Following the cinema tour, the film was released online on streaming platforms such as Sooner, Behind the Tree, Filmfriend and the educational film portal Eduflat, and is marketed as a DVD.

== Reception ==

The theatrical release of Homeopathy Unrefuted? resonated in press outlets and radio stations such as taz, Neues Deutschland, Kontext: Wochenzeitung, Radio Eins, RBB24, Deutschlandfunk Kultur, and others. However, homeopaths and skeptics reacted particularly vigorously, although both groups expressed mixed opinions.

Skeptic Norbert Aust of GWUP finds the topic covered "quite comprehensively", noting that "no aspect that plays a role in the discussion about homeopathy" is missing. However, he criticizes the director for leaving "the intellectual discussion of the content entirely to his audience," who have neither the time nor the "expertise and sensitivity of a homeopathy critic" for this. Aust does not expect "that there will be discussions with the audience after the screenings"—"especially not with supporters of homeopathy." Aust concludes by suggesting that one might even get the impression that this was a homeopathy commercial.

Maarten Koller of the Dutch popular science magazine Skepter also considers it "not inconceivable that the same people who believe in homeopathy, here too, see primarily the impressive titles and the serious assertiveness of the speakers and come to a different conclusion." He argues that the film offers "an interesting insight into the mindset of homeopaths" and speculates: "Had the therapists been interviewed in a group discussion rather than individually, it would likely have resulted in one big mess." However, Koller observes that "only occasionally does [the director] show how sharp-witted he could have been […] on the whole, he just lets the mush flow."

Werner Hoffmann of the Swiss Forum for Critical Thinking says the film "exudes a soothing calm. […] The author appears only marginally, more as a prompter, and never as a know-it-all. […] This presentation is exceptionally stimulating for one's own reflection." The Socratic method is all too rarely applied consistently, but Homeopathy Unrefuted? is "a prime example of how this method continues to exert a convincing effect even after 2,400 years."

Feedback from homeopaths often focuses less on analyzing the film itself and more on personal criticism of the director. Stefan Reis of the Association of Classical Homeopaths in Germany, for example, describes Lemke as a "journalist equipped with semi-informed and skeptical pseudo-knowledge of homeopathy," calls him "naive," and says he can be "pitied." He further characterizes the use of the Socratic method as "cultural appropriation." According to Reis, if Lemke believes "that he can cast doubt on the viewer's understanding of homeopathy as a whole through a clever combination of (sometimes only apparent) contradictions in homeopathic theory and methodology, then that is less Socratic than manipulative—which is pretty much the opposite of 'Socratic.'" Despite this criticism, Reis nevertheless recommends the film to his homeopathic colleagues in order to "reconsider their own positions on the issues raised, if necessary, and perhaps also to discuss them openly with colleagues."
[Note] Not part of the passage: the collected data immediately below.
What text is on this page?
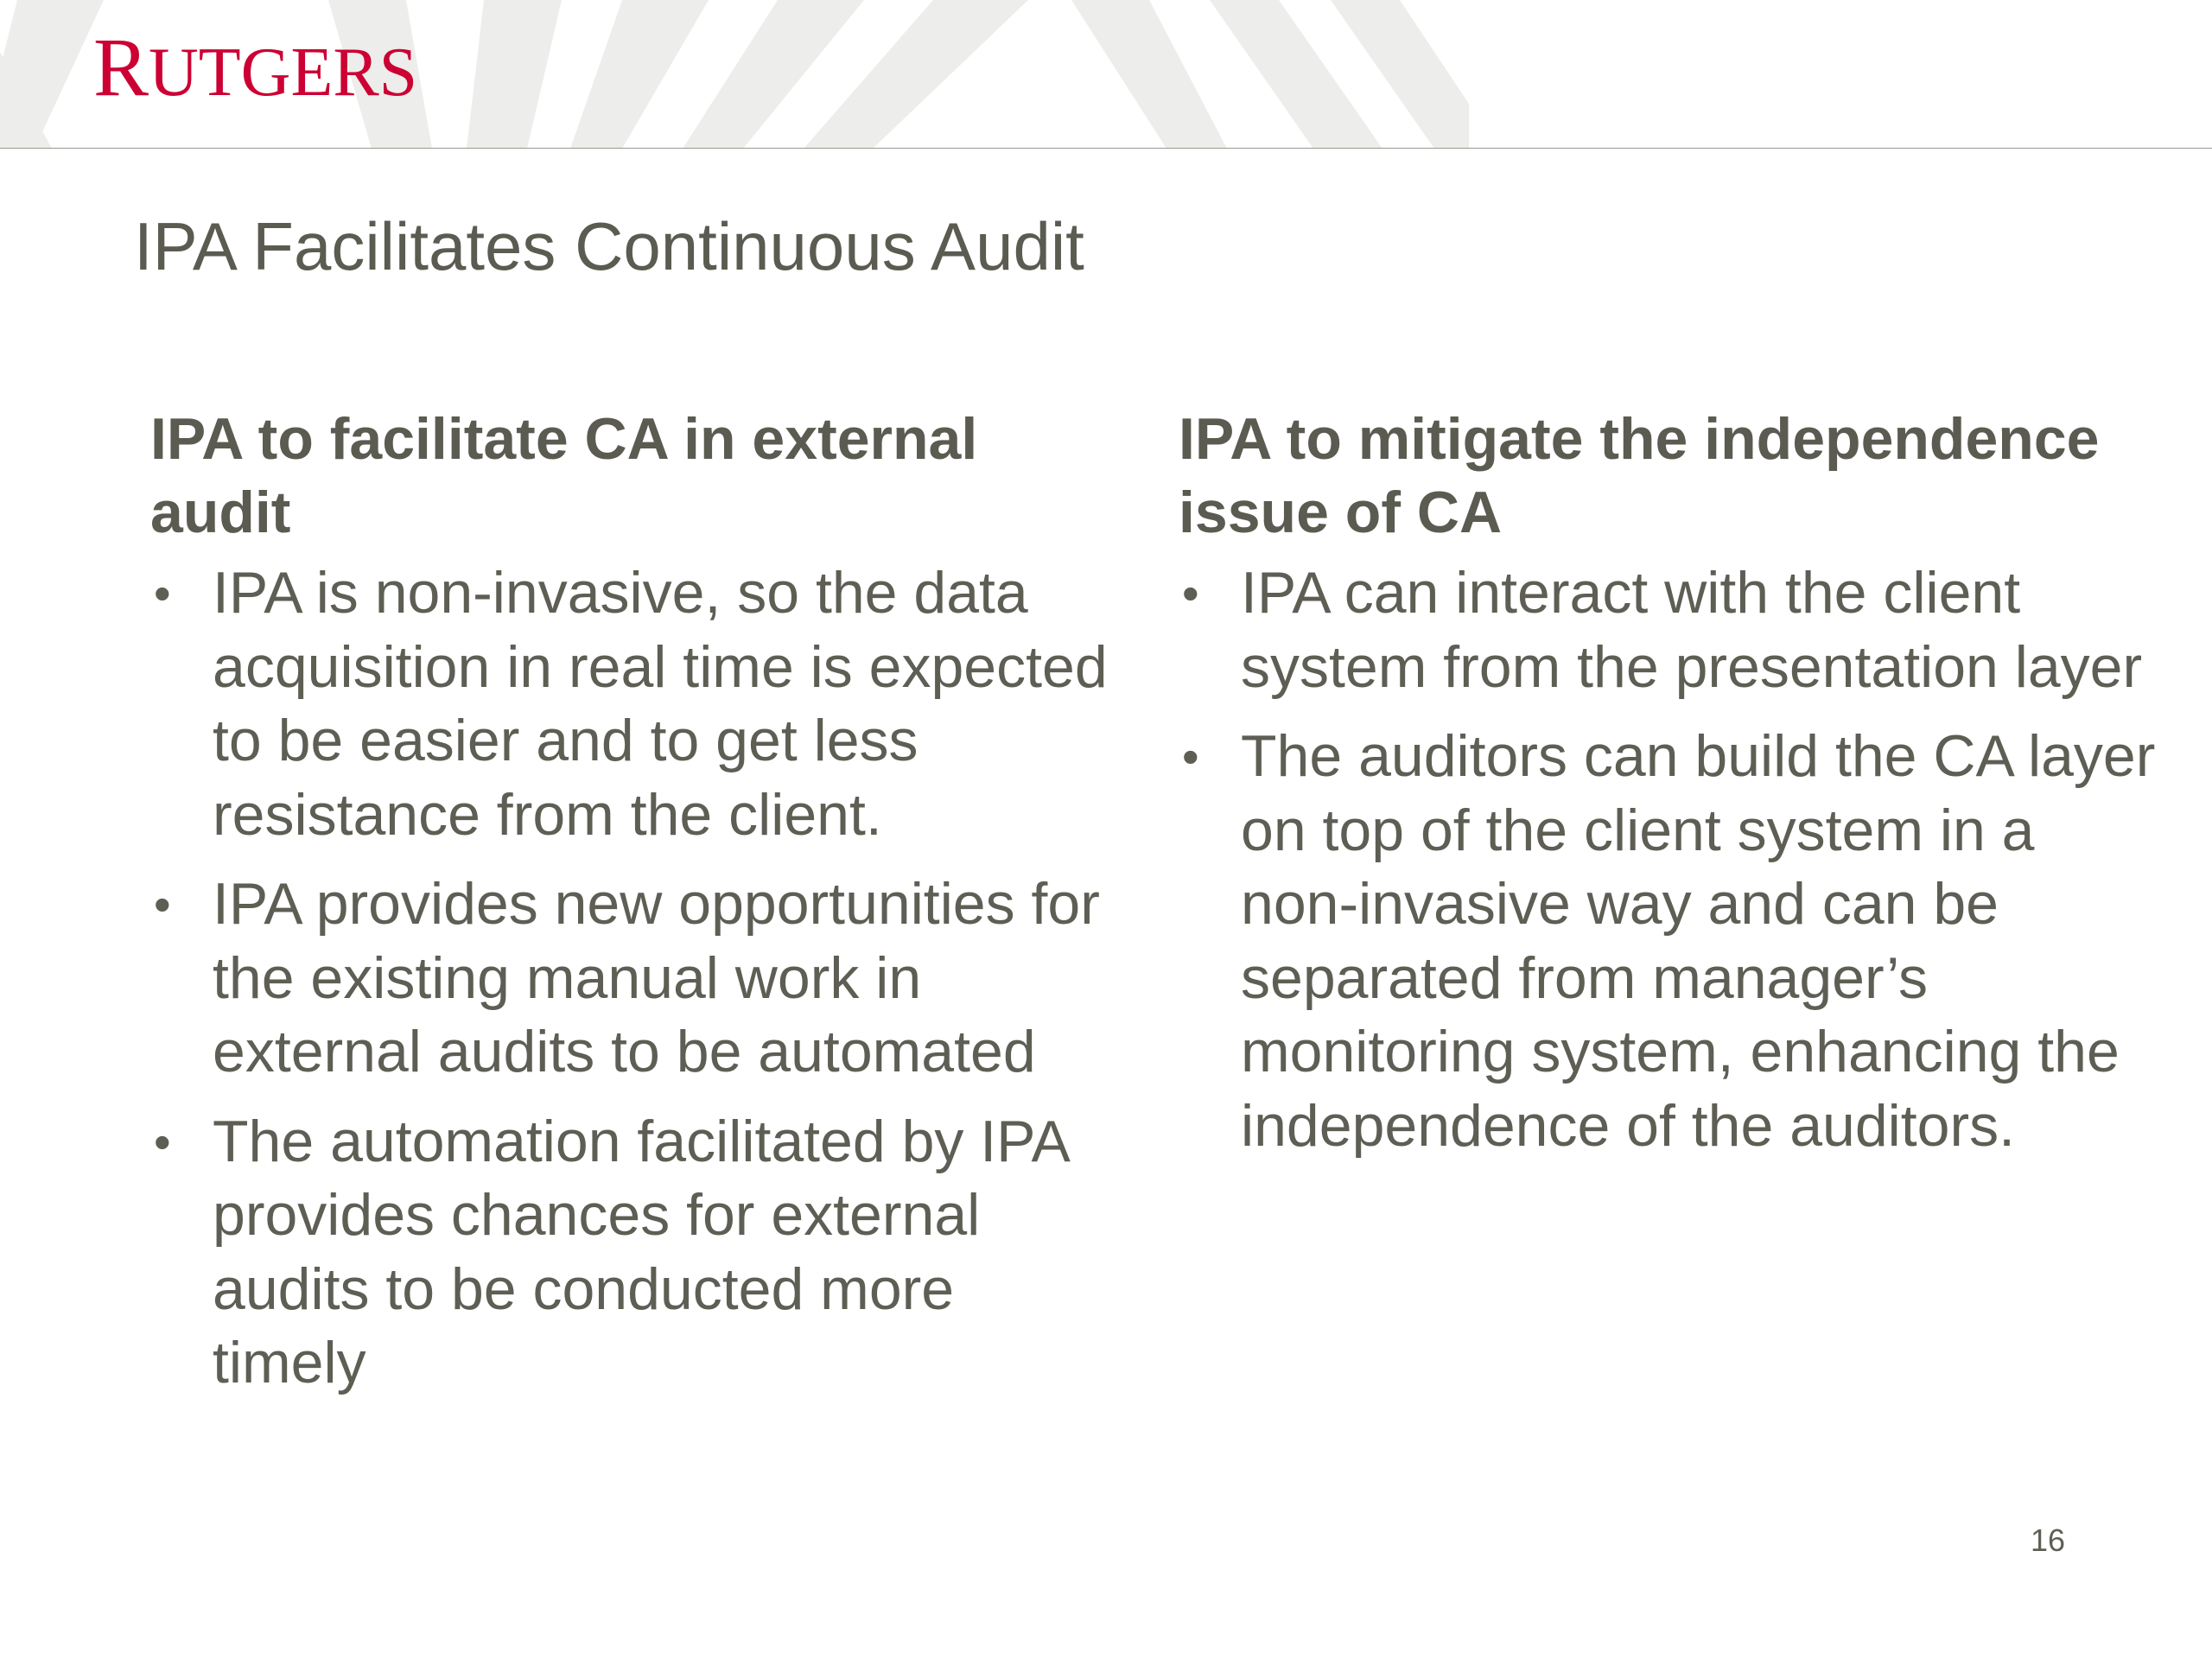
RUTGERS
IPA Facilitates Continuous Audit
IPA to facilitate CA in external audit
• IPA is non-invasive, so the data acquisition in real time is expected to be easier and to get less resistance from the client.
• IPA provides new opportunities for the existing manual work in external audits to be automated
• The automation facilitated by IPA provides chances for external audits to be conducted more timely
IPA to mitigate the independence issue of CA
• IPA can interact with the client system from the presentation layer
• The auditors can build the CA layer on top of the client system in a non-invasive way and can be separated from manager’s monitoring system, enhancing the independence of the auditors.
16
Homeopathic physician Karin Schick writes in the Allgemeine Homöopathische Zeitung (AHZ) that Lemke's interviewees told her the director had promised to "provide a neutral, objective overview of the current state of research." She questions "the integrity of such a 'documentary filmmaker'" and declares his attempt to portray homeopathy as an antiquated healing method a "failure." According to Schick, it is "entirely possible to interpret the factual contradictions within homeopathic medicine presented as 'multifaceted.'" She also criticizes what she sees as a "preconceived, dismissive attitude," stating that Lemke "clearly reveals his rejection of any emotionalism as a rationalist." In a following issue Lemke was given the opportunity to respond in a one-page letter to the editor. Additionally, the editorial team published the following correction: "The producer of the film Homeopathy Unrefuted? criticized in the article, Erik Lemke, Berlin, is a filmmaker and not part of 'influential groups' that maliciously attempt to deprive human medicine of its humanity and empathy under the guise of pseudo-scientific arguments. The editorial team."